To determine whether findings at preoperative endorectal coil magnetic resonance (MR) imaging influence the decision to preserve neurovascular bundles and the extent of surgical margins in robotic-assisted laparoscopic prostatectomy (RALP).


This study was approved by the investigational review board and was compliant with the HIPAA; the requirement to obtain informed consent was waived. The authors prospectively evaluated 104 consecutive men with biopsy-proved prostate cancer who underwent preoperative endorectal coil MR imaging of the prostate and subsequent RALP. MR imaging was performed at 1.5 T between January 2004 and April 2008 and included T2-weighted imaging (n = 104), diffusion-weighted imaging (n = 88), dynamic contrast-enhanced imaging (n = 51), and MR spectroscopy (n = 91). One surgeon determined the planned preoperative extent of resection bilaterally on the basis of clinical information and then again after review of the final MR imaging report. The differences in the surgical plan before and after review of the MR imaging report were determined and compared with the actual surgical and pathologic results by using logistic regression analysis. Continuous and ranked variables underwent Pearson and Spearman analysis.

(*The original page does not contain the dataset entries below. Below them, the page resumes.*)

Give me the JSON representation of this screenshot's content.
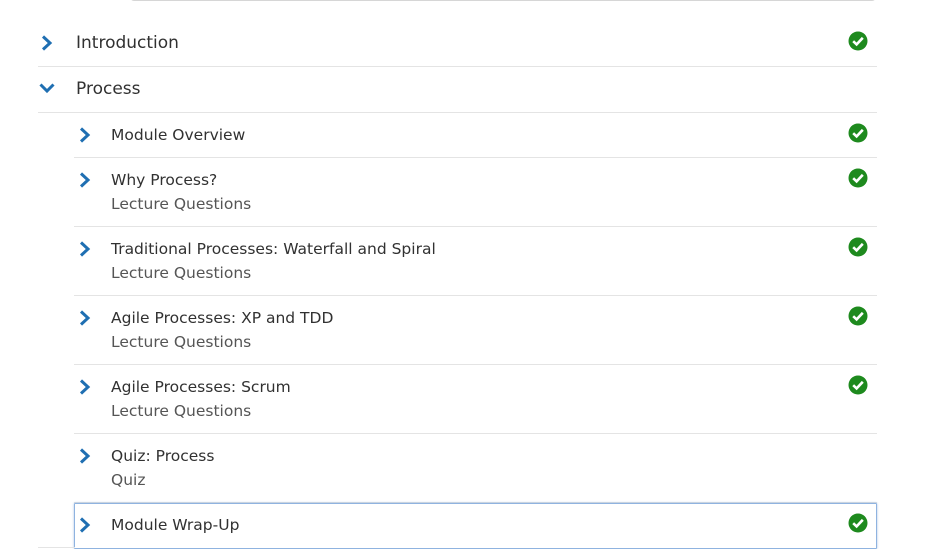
{
  "colors": {
    "chevron": "#1f6fb2",
    "check_green": "#1e8a1e",
    "text": "#313131",
    "meta_text": "#555555",
    "divider": "#e4e4e4",
    "focus_border": "#8fb3e0"
  },
  "icons": {
    "collapsed": "chevron-right-icon",
    "expanded": "chevron-down-icon",
    "complete": "check-circle-icon"
  },
  "outline": {
    "sections": [
      {
        "title": "Introduction",
        "expanded": false,
        "completed": true,
        "items": []
      },
      {
        "title": "Process",
        "expanded": true,
        "completed": false,
        "items": [
          {
            "title": "Module Overview",
            "meta": "",
            "completed": true
          },
          {
            "title": "Why Process?",
            "meta": "Lecture Questions",
            "completed": true
          },
          {
            "title": "Traditional Processes: Waterfall and Spiral",
            "meta": "Lecture Questions",
            "completed": true
          },
          {
            "title": "Agile Processes: XP and TDD",
            "meta": "Lecture Questions",
            "completed": true
          },
          {
            "title": "Agile Processes: Scrum",
            "meta": "Lecture Questions",
            "completed": true
          },
          {
            "title": "Quiz: Process",
            "meta": "Quiz",
            "completed": false
          },
          {
            "title": "Module Wrap-Up",
            "meta": "",
            "completed": true,
            "focused": true
          }
        ]
      }
    ]
  }
}
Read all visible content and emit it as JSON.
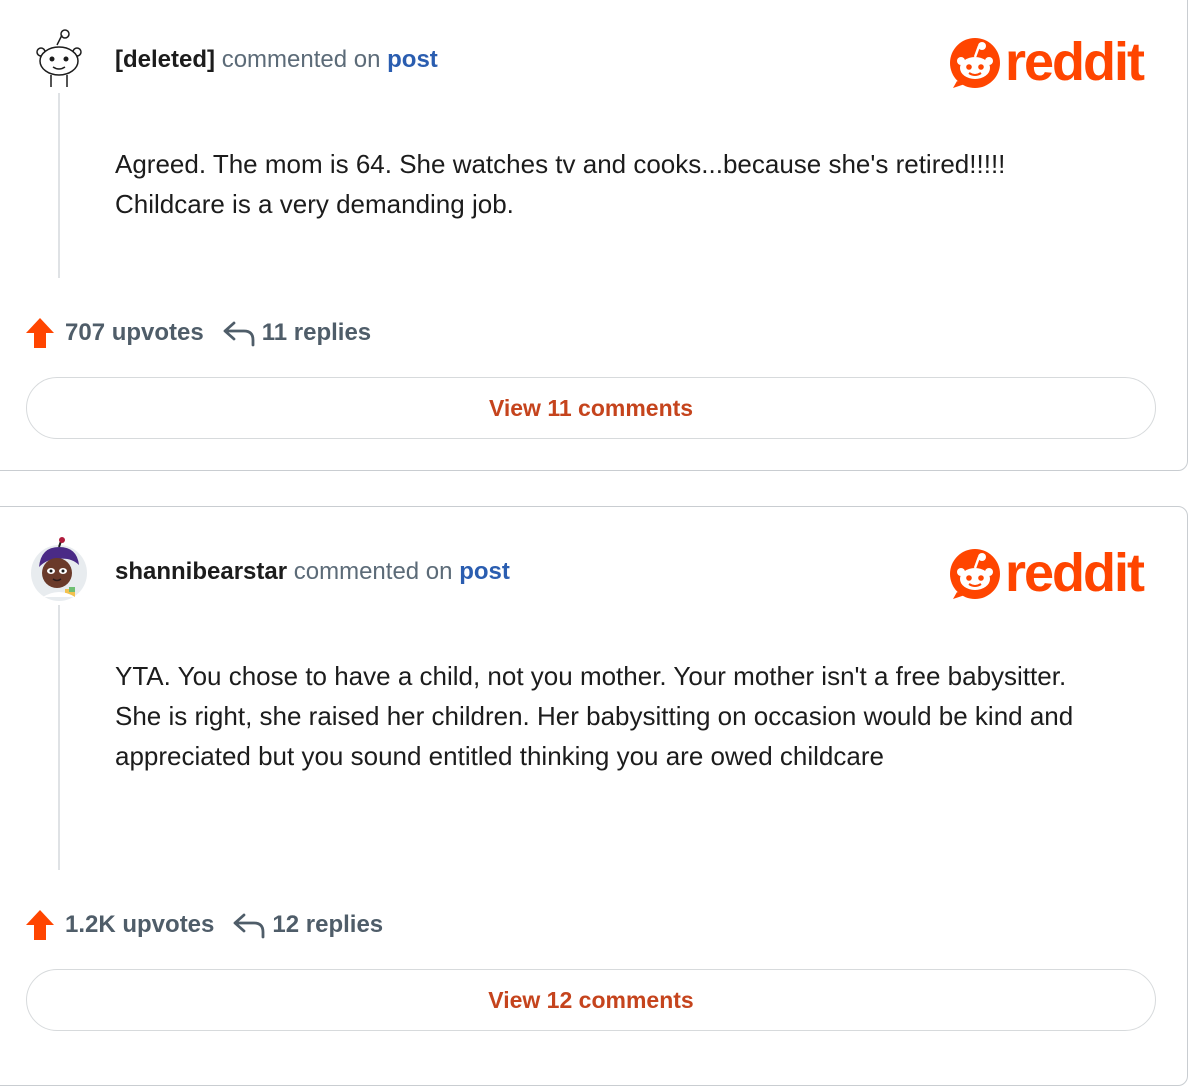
{
  "brand": {
    "logo_text": "reddit",
    "color": "#ff4500"
  },
  "comments": [
    {
      "author": "[deleted]",
      "commented_on": "commented on",
      "post_link": "post",
      "body": "Agreed. The mom is 64. She watches tv and cooks...because she's retired!!!!! Childcare is a very demanding job.",
      "upvotes": "707 upvotes",
      "replies": "11 replies",
      "view_button": "View 11 comments"
    },
    {
      "author": "shannibearstar",
      "commented_on": "commented on",
      "post_link": "post",
      "body": "YTA. You chose to have a child, not you mother. Your mother isn't a free babysitter. She is right, she raised her children. Her babysitting on occasion would be kind and appreciated but you sound entitled thinking you are owed childcare",
      "upvotes": "1.2K upvotes",
      "replies": "12 replies",
      "view_button": "View 12 comments"
    }
  ]
}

After review of MR imaging results, the initial surgical plan was changed in 28 of the 104 patients (27%); the surgical plan was changed to a nerve-sparing technique in 17 of the 28 patients (61%) and to a non-nerve-sparing technique in 11 (39%). Seven of the 104 patients (6.7%) had positive surgical margins. In patients whose surgical plan was changed to a nerve-sparing technique, there were no positive margins on the side of the prostate with a change in treatment plan.


Preoperative prostate MR imaging data changed the decision to use a nerve-sparing technique during RALP in 27% of patients in this series.